第30章

这晚许莓下班后, 江泽接她去了商场买衣服。

许莓接连试了几套,都不大满意。

她显得有些心神不宁,甚至有些焦虑不安。

因为想到那次和柯母见面的场景,莫名焦慌。

江泽自然看出她情绪不对, 许莓再次从试衣间出来时, 江泽走了过去。

她穿了件白色连衣短裙, 双腿纤长笔直, 无一丝多余赘肉, 会让人联想到周慧敏那双腿, 名副其实的腿精。

江泽视线暗沉幽深, 看着走神的许莓,问道:“不想见我姐?”

许莓眼睫微垂, 那些伤自尊的画面一幕幕涌上来, 让她退却。

她潜意识不想再面对, “我记得, 你姐好像给你介绍过对象。”

她眨了眨眼, “可能我还没有做好准备。”

真是个敏感又纤细的人, 江泽握住她微凉的手, “既然没有做好准备, 那就下次再见。”

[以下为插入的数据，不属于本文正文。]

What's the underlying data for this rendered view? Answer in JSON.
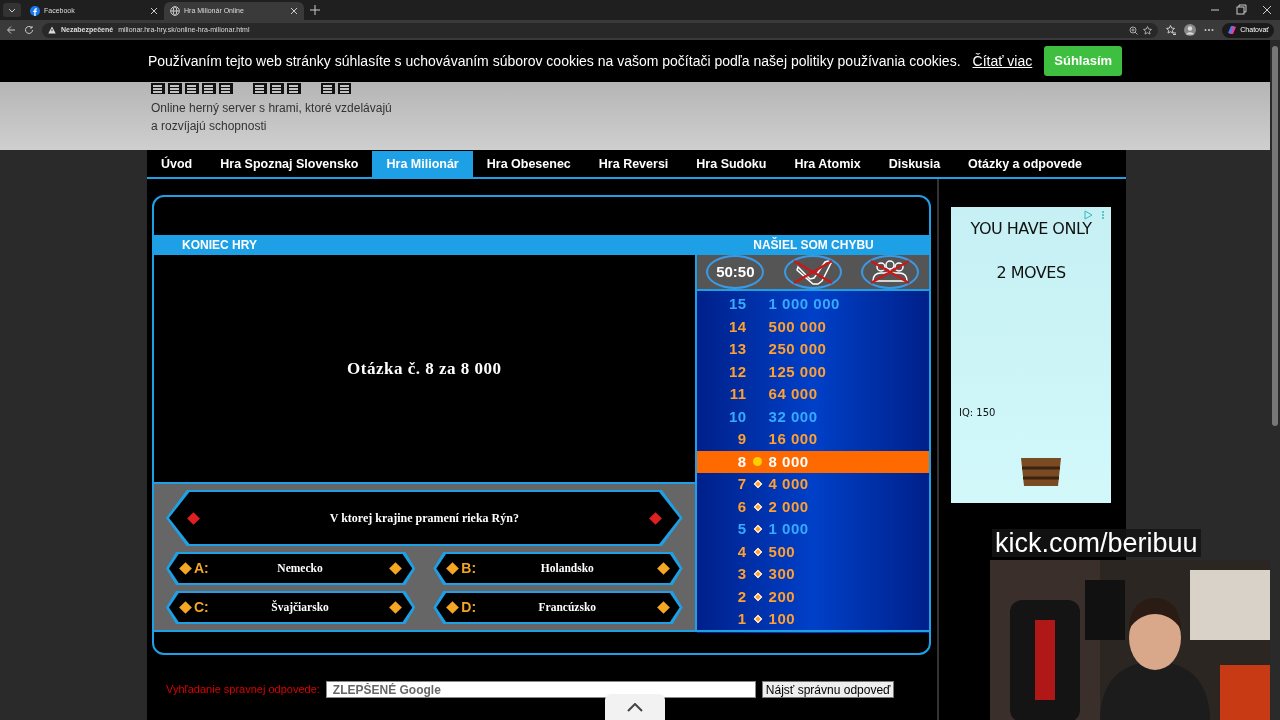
{
  "browser": {
    "tabs": [
      {
        "title": "Facebook",
        "selected": false
      },
      {
        "title": "Hra Milionár Online",
        "selected": true
      }
    ],
    "security": "Nezabezpečené",
    "url": "milionar.hra-hry.sk/online-hra-milionar.html",
    "chat_button": "Chatovať"
  },
  "cookie_bar": {
    "text": "Používaním tejto web stránky súhlasíte s uchovávaním súborov cookies na vašom počítači podľa našej politiky používania cookies.",
    "link": "Čítať viac",
    "button": "Súhlasím"
  },
  "header": {
    "tagline": [
      "Online herný server s hrami, ktoré vzdelávajú",
      "a rozvíjajú schopnosti"
    ]
  },
  "nav": [
    {
      "label": "Úvod",
      "selected": false
    },
    {
      "label": "Hra Spoznaj Slovensko",
      "selected": false
    },
    {
      "label": "Hra Milionár",
      "selected": true
    },
    {
      "label": "Hra Obesenec",
      "selected": false
    },
    {
      "label": "Hra Reversi",
      "selected": false
    },
    {
      "label": "Hra Sudoku",
      "selected": false
    },
    {
      "label": "Hra Atomix",
      "selected": false
    },
    {
      "label": "Diskusia",
      "selected": false
    },
    {
      "label": "Otázky a odpovede",
      "selected": false
    }
  ],
  "game": {
    "status": "KONIEC HRY",
    "report": "NAŠIEL SOM CHYBU",
    "screen_text": "Otázka č. 8 za 8 000",
    "question": "V ktorej krajine pramení rieka Rýn?",
    "answers": [
      {
        "letter": "A:",
        "text": "Nemecko"
      },
      {
        "letter": "B:",
        "text": "Holandsko"
      },
      {
        "letter": "C:",
        "text": "Švajčiarsko"
      },
      {
        "letter": "D:",
        "text": "Francúzsko"
      }
    ],
    "lifelines": [
      {
        "kind": "fifty",
        "label": "50:50",
        "used": false
      },
      {
        "kind": "phone",
        "used": true
      },
      {
        "kind": "audience",
        "used": true
      }
    ],
    "ladder": [
      {
        "number": "15",
        "amount": "1 000 000",
        "milestone": true,
        "reached": false,
        "selected": false
      },
      {
        "number": "14",
        "amount": "500 000",
        "milestone": false,
        "reached": false,
        "selected": false
      },
      {
        "number": "13",
        "amount": "250 000",
        "milestone": false,
        "reached": false,
        "selected": false
      },
      {
        "number": "12",
        "amount": "125 000",
        "milestone": false,
        "reached": false,
        "selected": false
      },
      {
        "number": "11",
        "amount": "64 000",
        "milestone": false,
        "reached": false,
        "selected": false
      },
      {
        "number": "10",
        "amount": "32 000",
        "milestone": true,
        "reached": false,
        "selected": false
      },
      {
        "number": "9",
        "amount": "16 000",
        "milestone": false,
        "reached": false,
        "selected": false
      },
      {
        "number": "8",
        "amount": "8 000",
        "selected": true
      },
      {
        "number": "7",
        "amount": "4 000",
        "milestone": false,
        "reached": true,
        "selected": false
      },
      {
        "number": "6",
        "amount": "2 000",
        "milestone": false,
        "reached": true,
        "selected": false
      },
      {
        "number": "5",
        "amount": "1 000",
        "milestone": true,
        "reached": true,
        "selected": false
      },
      {
        "number": "4",
        "amount": "500",
        "milestone": false,
        "reached": true,
        "selected": false
      },
      {
        "number": "3",
        "amount": "300",
        "milestone": false,
        "reached": true,
        "selected": false
      },
      {
        "number": "2",
        "amount": "200",
        "milestone": false,
        "reached": true,
        "selected": false
      },
      {
        "number": "1",
        "amount": "100",
        "milestone": false,
        "reached": true,
        "selected": false
      }
    ]
  },
  "search": {
    "label": "Vyhľadanie spravnej odpovede:",
    "placeholder": "ZLEPŠENÉ Google",
    "button": "Nájsť správnu odpoveď"
  },
  "ad": {
    "lines": [
      "YOU HAVE ONLY",
      "2 MOVES"
    ],
    "note": "IQ: 150"
  },
  "stream_overlay": {
    "text": "kick.com/beribuu"
  }
}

许莓听到这话, 应该轻松的, 想了想道:“不行, 她专程来的, 我总不能不见。”

“别紧张,她人很好,相信我。”他的声音让人沉稳安心,许莓点了点头。

来到约定地点, 酒店门口,碰到了江曦还有陈清曼。

江泽叫姐的那刻,许莓当场就变了脸。

停住步伐,视线来回在江曦和陈清曼身上扫。

许莓打量她们时,她们也正在打量她。

江曦见过许多顶级名媛,也见过不少明星。

论漂亮,她样貌媲美明星,很有自己特色。

天然气质赛过了后天的培养。

一张让人失望不起来的脸,实在给她加分。

都说第一眼惊艳的人,往往不耐看,陈清曼每次看到她,都会被惊艳。

江泽握住许莓微凉的手,朝江曦走去。

陈清曼视线放在两人交握的手上,眼神暗淡。

江泽视线略带几分询问看向江曦。

江曦不疾不徐解释道:“恰巧和清曼碰到,那清曼,我们改日再聚。”

陈清曼笑着点头,“好的,曦姐,那我先回去了。”

江泽这才缓和下来神色,握着许莓的手却更紧了。

来到酒店包间,江曦要单独和许莓聊聊。

许莓知道迟早会有这个环节。

房间静下来,有股淡淡好闻的熏香。

江曦浅笑道:“我听说小雾很喜欢你,一直想要当面感谢你对她的照顾。”

许莓诧异地看着她,心下宽松几分,“雾雾她是个可爱的孩子。”

江曦问道:“你不会觉得她害怕吗?”

许莓迎着她视线,“不会,她或许只是缺少关爱。”

江曦脸色微白,用另一种审视的目光打量她,许久才道:“难怪小雾喜欢你。”

“我有点明白,阿泽他为什么选择你了。”江曦道。

许莓好奇,不过没有追问。

江曦道:“有件事情,阿泽应该从来没有和任何人说过,当年我哥出了车祸,这些年他一直很愧疚和自责,因为和他有关。”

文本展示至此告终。